Hey friends and welcome to the first week of our 2018 Summer Book Study;

The Next Steps In Guided Reading

The Next Step Forward in Guided Reading! Can I just start off by saying that both Greg (The Kindergarten Smorgasboard)  and myself have been deluged with positive comments and feedback on our book selection this year! I think every teacher wants to be better equipped when it comes to guided reading! I hope that you are just as excited as we both are, to delve into this book and learn and grow as an educator! So let’s take a running leap and jump right into this book study head-first! (If you are not sure what book study I am talking about, head over to THIS post to read more!)

What Is Guided Reading?

Jan Richardson explicitly explains that guided reading is differentiated, small group instruction that supports students in developing reading proficiency. It also targets specific learning needs, has appropriate scaffolding and gradually reduces support from the teacher, which promotes more independent reading(pg 13) Guided Reading is not only important for the student, but for the teacher too. Using the 3-step model, illustrated below, a teacher will be able to instruct each student at their instructional level, so they become a more developed and independent reader!

Guided Reading is intentional and strategic! I love how Jan Richardson states that although ‘assessment’ has become a dirty word in education, if it is designed and used properly and efficiently, it is extremely valuable!

Guided  Reading is just a part of balanced reading instruction. I love how Jan broke apart the different parts of reading instruction and shared what a balanced program looks like! No need to take away read-alouds (please don’t!) or to spend too much time on direct instruction; use this model and you can achieve success!

So I’m sure you are convinced of the importance of Guided Reading, but where do you fit it in and what are the other students doing while you are running your guided reading groups?

I was so excited to read that Jan Richardson promotes independent literacy work stations! While reading this chapter, I was shaking my head vigorously in agreement and excitement, since I am already doing that in my class!  Using this method allows my students to work independently and purposefully when practicing skills that have been previously taught, which then allows me to work with my guided reading groups, uninterrupted!

If you are not operating literacy stations in your class, consider reading these posts: Literacy Stations in the Kindergarten Classroom.  I share what literacy stations are, how to run them and keep them going for a year of engagement and learning! But exactly what Jan has written in her book on pages 16-22 is how I operate and use stations in my class.

Here is my synopsis of Chapter 1:

Assess (Use ESGI)

Decide (Determine what skills each student needs and group them accordingly)

Guide (Flexible Guided Reading Groups to target their specific reading needs)

Guided Reading Groups will be held during the independent literacy block of time, which for me, is 45 minutes. This allows me to get in 3 different groups for 15 minutes each. While I am meeting with my groups, the other students are working independently at their literacy work stations.

What were your opinions on this chapter and did you have any ah-ha moments?
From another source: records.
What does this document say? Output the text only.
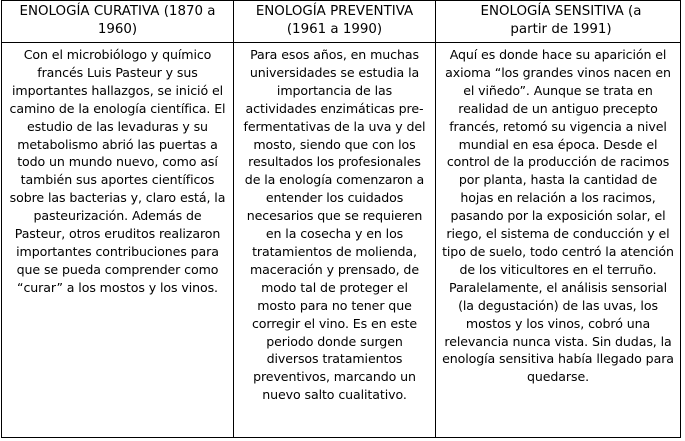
ENOLOGÍA CURATIVA (1870 a 1960)
Con el microbiólogo y químico francés Luis Pasteur y sus importantes hallazgos, se inició el camino de la enología científica. El estudio de las levaduras y su metabolismo abrió las puertas a todo un mundo nuevo, como así también sus aportes científicos sobre las bacterias y, claro está, la pasteurización. Además de Pasteur, otros eruditos realizaron importantes contribuciones para que se pueda comprender como “curar” a los mostos y los vinos.
ENOLOGÍA PREVENTIVA (1961 a 1990)
Para esos años, en muchas universidades se estudia la importancia de las actividades enzimáticas pre-fermentativas de la uva y del mosto, siendo que con los resultados los profesionales de la enología comenzaron a entender los cuidados necesarios que se requieren en la cosecha y en los tratamientos de molienda, maceración y prensado, de modo tal de proteger el mosto para no tener que corregir el vino. Es en este periodo donde surgen diversos tratamientos preventivos, marcando un nuevo salto cualitativo.
ENOLOGÍA SENSITIVA (a partir de 1991)
Aquí es donde hace su aparición el axioma “los grandes vinos nacen en el viñedo”. Aunque se trata en realidad de un antiguo precepto francés, retomó su vigencia a nivel mundial en esa época. Desde el control de la producción de racimos por planta, hasta la cantidad de hojas en relación a los racimos, pasando por la exposición solar, el riego, el sistema de conducción y el tipo de suelo, todo centró la atención de los viticultores en el terruño. Paralelamente, el análisis sensorial (la degustación) de las uvas, los mostos y los vinos, cobró una relevancia nunca vista. Sin dudas, la enología sensitiva había llegado para quedarse.
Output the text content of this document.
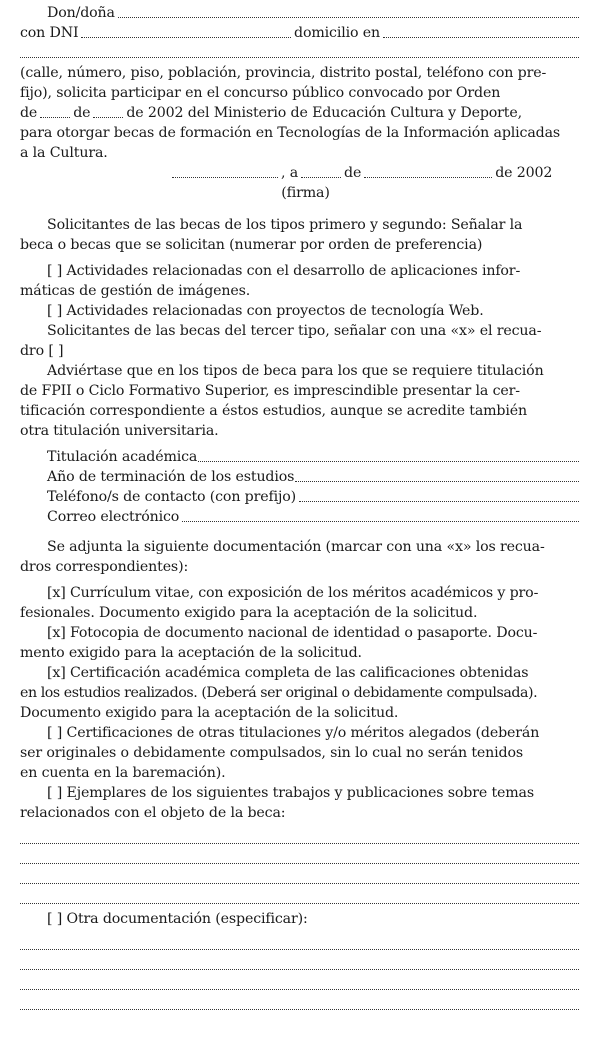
Don/doña
con DNI	domicilio en
(calle, número, piso, población, provincia, distrito postal, teléfono con pre-
fijo), solicita participar en el concurso público convocado por Orden
de	de	de 2002 del Ministerio de Educación Cultura y Deporte,
para otorgar becas de formación en Tecnologías de la Información aplicadas
a la Cultura.
, a	de	de 2002
(firma)
Solicitantes de las becas de los tipos primero y segundo: Señalar la
beca o becas que se solicitan (numerar por orden de preferencia)
[ ] Actividades relacionadas con el desarrollo de aplicaciones infor-
máticas de gestión de imágenes.
[ ] Actividades relacionadas con proyectos de tecnología Web.
Solicitantes de las becas del tercer tipo, señalar con una «x» el recua-
dro [ ]
Adviértase que en los tipos de beca para los que se requiere titulación
de FPII o Ciclo Formativo Superior, es imprescindible presentar la cer-
tificación correspondiente a éstos estudios, aunque se acredite también
otra titulación universitaria.
Titulación académica
Año de terminación de los estudios
Teléfono/s de contacto (con prefijo)
Correo electrónico
Se adjunta la siguiente documentación (marcar con una «x» los recua-
dros correspondientes):
[x] Currículum vitae, con exposición de los méritos académicos y pro-
fesionales. Documento exigido para la aceptación de la solicitud.
[x] Fotocopia de documento nacional de identidad o pasaporte. Docu-
mento exigido para la aceptación de la solicitud.
[x] Certificación académica completa de las calificaciones obtenidas
en los estudios realizados. (Deberá ser original o debidamente compulsada).
Documento exigido para la aceptación de la solicitud.
[ ] Certificaciones de otras titulaciones y/o méritos alegados (deberán
ser originales o debidamente compulsados, sin lo cual no serán tenidos
en cuenta en la baremación).
[ ] Ejemplares de los siguientes trabajos y publicaciones sobre temas
relacionados con el objeto de la beca:
[ ] Otra documentación (especificar):
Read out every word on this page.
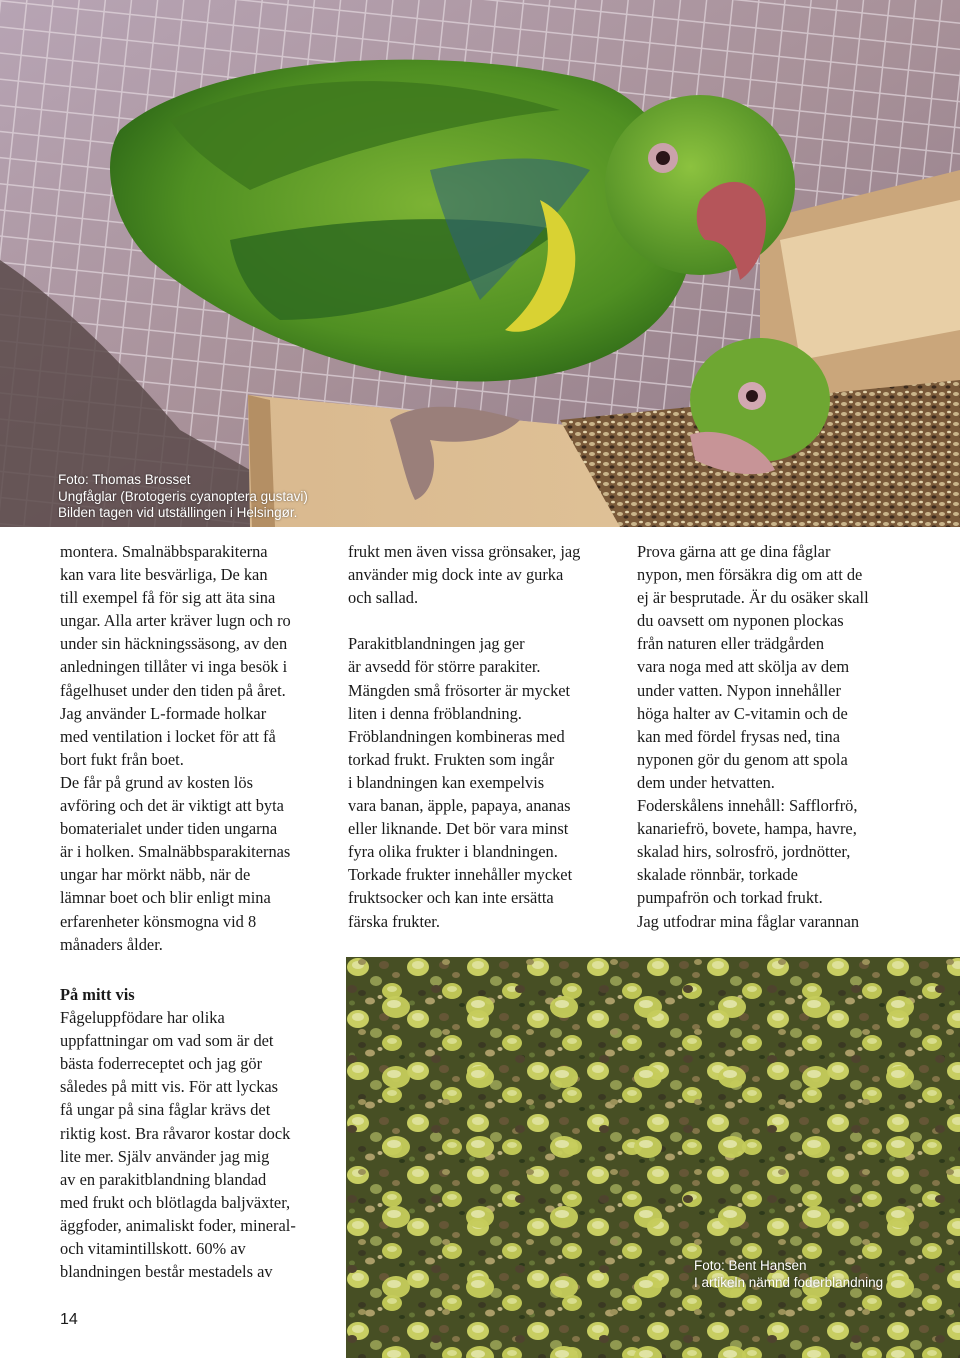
Foto: Thomas Brosset
Ungfåglar (Brotogeris cyanoptera gustavi)
Bilden tagen vid utställingen i Helsingør.
montera. Smalnäbbsparakiterna
kan vara lite besvärliga, De kan
till exempel få för sig att äta sina
ungar. Alla arter kräver lugn och ro
under sin häckningssäsong, av den
anledningen tillåter vi inga besök i
fågelhuset under den tiden på året.
Jag använder L-formade holkar
med ventilation i locket för att få
bort fukt från boet.
De får på grund av kosten lös
avföring och det är viktigt att byta
bomaterialet under tiden ungarna
är i holken. Smalnäbbsparakiternas
ungar har mörkt näbb, när de
lämnar boet och blir enligt mina
erfarenheter könsmogna vid 8
månaders ålder.
På mitt vis
Fågeluppfödare har olika
uppfattningar om vad som är det
bästa foderreceptet och jag gör
således på mitt vis. För att lyckas
få ungar på sina fåglar krävs det
riktig kost. Bra råvaror kostar dock
lite mer. Själv använder jag mig
av en parakitblandning blandad
med frukt och blötlagda baljväxter,
äggfoder, animaliskt foder, mineral-
och vitamintillskott. 60% av
blandningen består mestadels av
frukt men även vissa grönsaker, jag
använder mig dock inte av gurka
och sallad.
Parakitblandningen jag ger
är avsedd för större parakiter.
Mängden små frösorter är mycket
liten i denna fröblandning.
Fröblandningen kombineras med
torkad frukt. Frukten som ingår
i blandningen kan exempelvis
vara banan, äpple, papaya, ananas
eller liknande. Det bör vara minst
fyra olika frukter i blandningen.
Torkade frukter innehåller mycket
fruktsocker och kan inte ersätta
färska frukter.
Prova gärna att ge dina fåglar
nypon, men försäkra dig om att de
ej är besprutade. Är du osäker skall
du oavsett om nyponen plockas
från naturen eller trädgården
vara noga med att skölja av dem
under vatten. Nypon innehåller
höga halter av C-vitamin och de
kan med fördel frysas ned, tina
nyponen gör du genom att spola
dem under hetvatten.
Foderskålens innehåll: Safflorfrö,
kanariefrö, bovete, hampa, havre,
skalad hirs, solrosfrö, jordnötter,
skalade rönnbär, torkade
pumpafrön och torkad frukt.
Jag utfodrar mina fåglar varannan
Foto: Bent Hansen
I artikeln nämnd foderblandning
14
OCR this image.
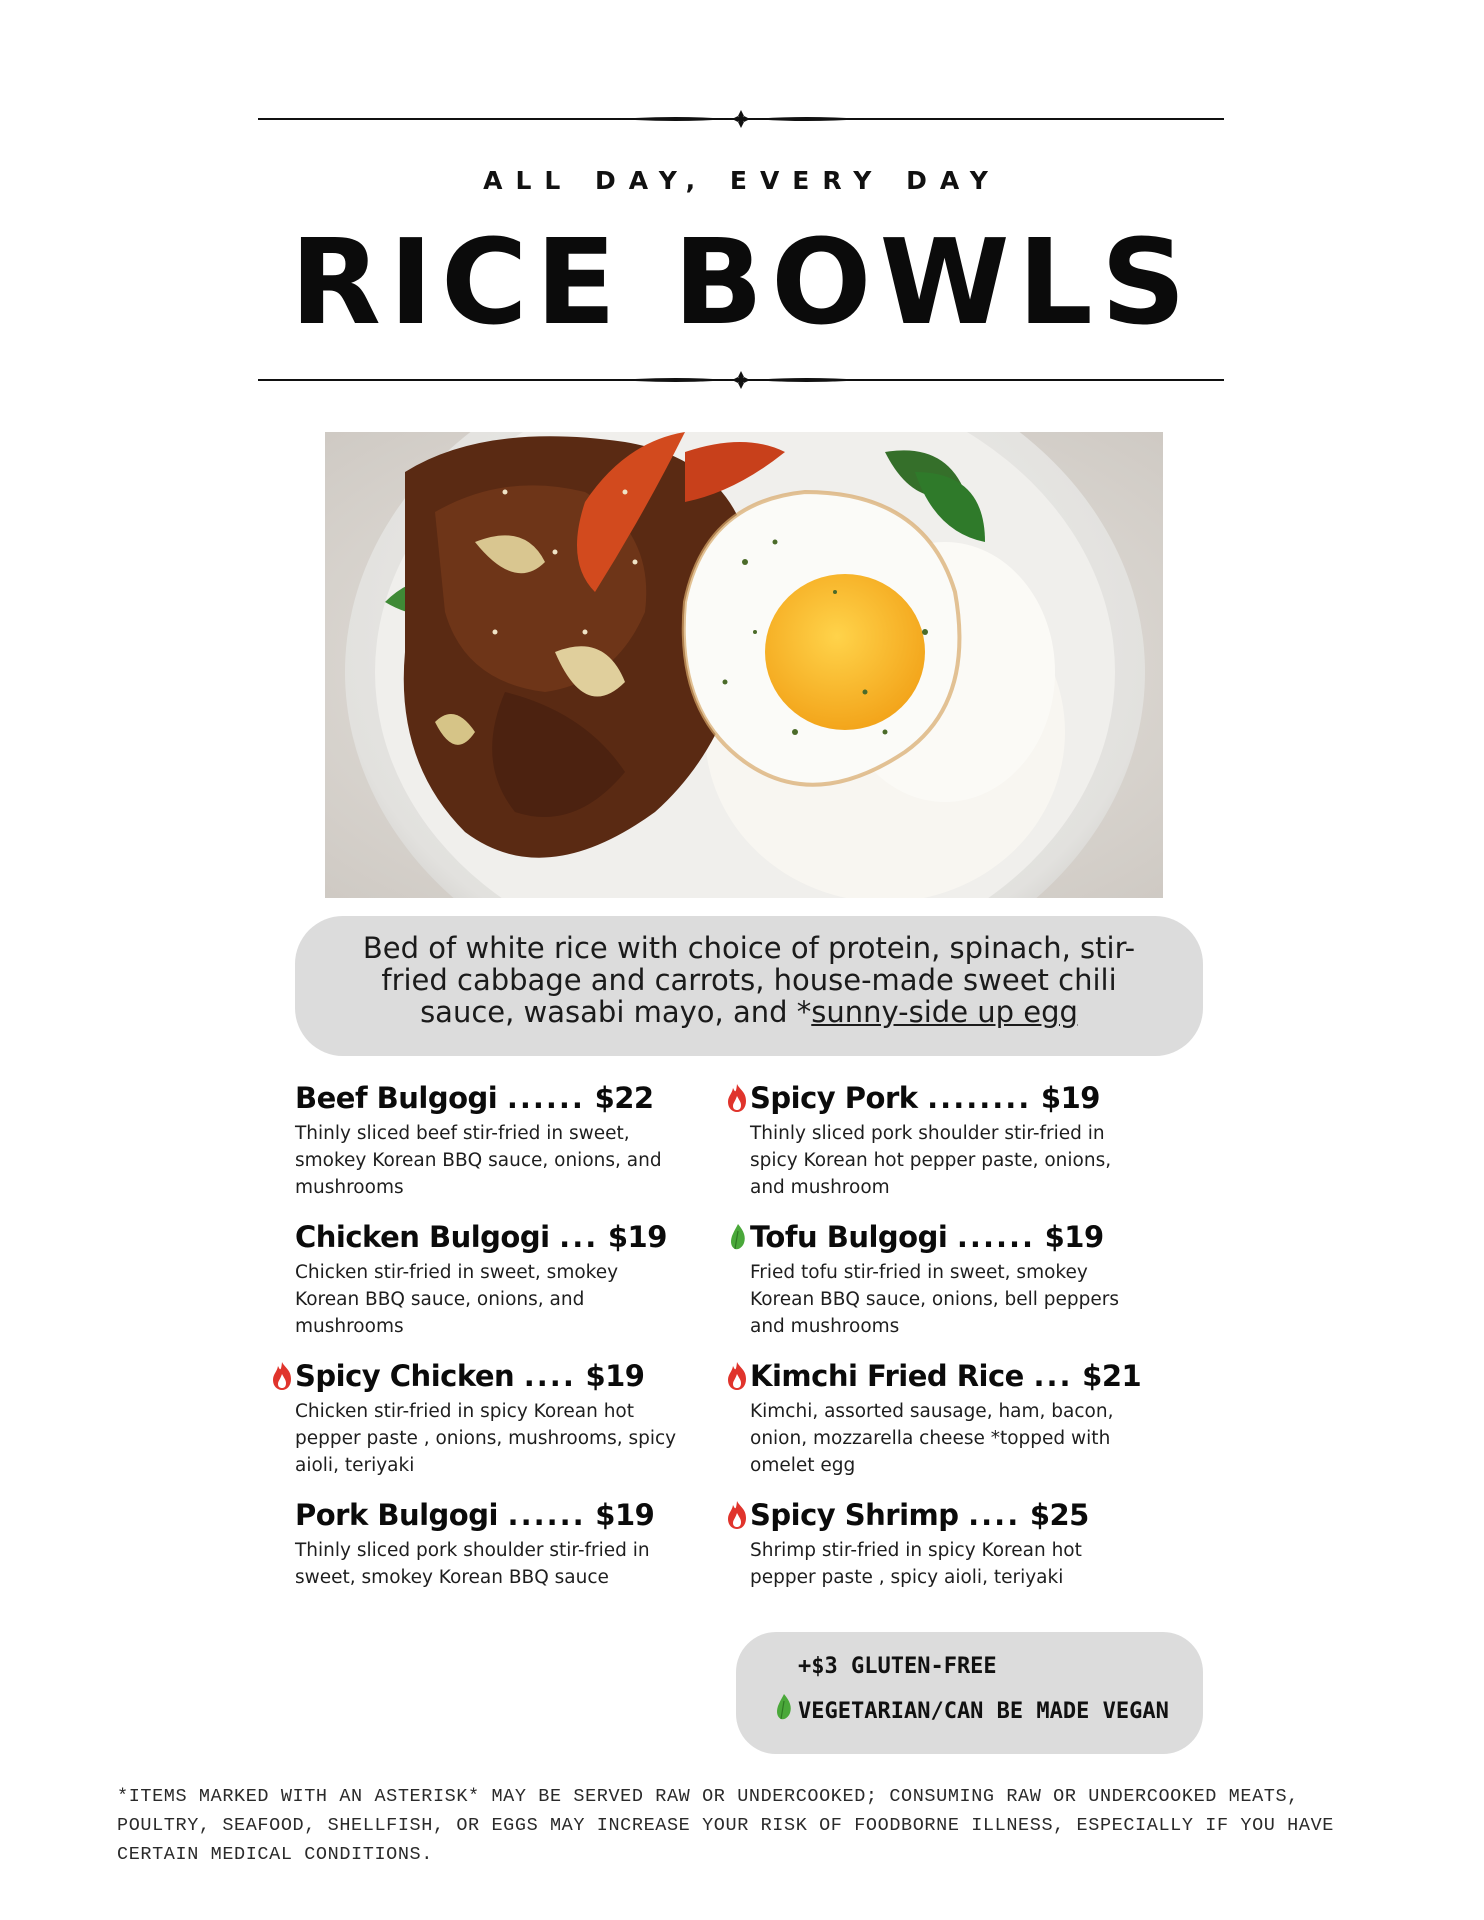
ALL DAY, EVERY DAY
RICE BOWLS
Bed of white rice with choice of protein, spinach, stir-fried cabbage and carrots, house-made sweet chili sauce, wasabi mayo, and *sunny-side up egg
Beef Bulgogi ...... $22
Thinly sliced beef stir-fried in sweet, smokey Korean BBQ sauce, onions, and mushrooms
Chicken Bulgogi ... $19
Chicken stir-fried in sweet, smokey Korean BBQ sauce, onions, and mushrooms
Spicy Chicken .... $19
Chicken stir-fried in spicy Korean hot pepper paste , onions, mushrooms, spicy aioli, teriyaki
Pork Bulgogi ...... $19
Thinly sliced pork shoulder stir-fried in sweet, smokey Korean BBQ sauce
Spicy Pork ........ $19
Thinly sliced pork shoulder stir-fried in spicy Korean hot pepper paste, onions, and mushroom
Tofu Bulgogi ...... $19
Fried tofu stir-fried in sweet, smokey Korean BBQ sauce, onions, bell peppers and mushrooms
Kimchi Fried Rice ... $21
Kimchi, assorted sausage, ham, bacon, onion, mozzarella cheese *topped with omelet egg
Spicy Shrimp .... $25
Shrimp stir-fried in spicy Korean hot pepper paste , spicy aioli, teriyaki
+$3 GLUTEN-FREE
VEGETARIAN/CAN BE MADE VEGAN
*ITEMS MARKED WITH AN ASTERISK* MAY BE SERVED RAW OR UNDERCOOKED; CONSUMING RAW OR UNDERCOOKED MEATS, POULTRY, SEAFOOD, SHELLFISH, OR EGGS MAY INCREASE YOUR RISK OF FOODBORNE ILLNESS, ESPECIALLY IF YOU HAVE CERTAIN MEDICAL CONDITIONS.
Please leave a comment here or join me on my Instagram page for a LIVE broadcast or on my FB page, where we will be discussing chapter 1!

Don’t forget to head over to read Greg’s post on chapter 1 HERE and participate in his FB Live and Instagram Lives!

4 Responses

  1. I am new to guided reading so am enjoying the book so far. I do have 32 students in my class so having small groups each day is difficult, so am trying to figure out how I would do that. I am thinking I would have to do the same activities for 3 groups one day and 3 groups the next day. Probably Mon/Tues and then Thu/Fri. Wednesday is a restructured short day, so probably would reserve this more for the read alouds and pair/share activities. Thoughts?

      1. I teach kindergarten. This year I had a 3 hour aide, but she wasn’t trained in teaching or anything so it was difficult because she didn’t really know how to work with children. I couldn’t give her a group and say, do this activity for example, without really explaining the reasoning behind it. A lot of time I saw her getting off track with the students instead of sticking to the task. Need to work on that part this year.

        1. Yes, sometimes it’s not as ‘perfect’ as it sounds, to have an aide in the classroom. 🙁 I hope she gets some training and can be a little more purposeful next year!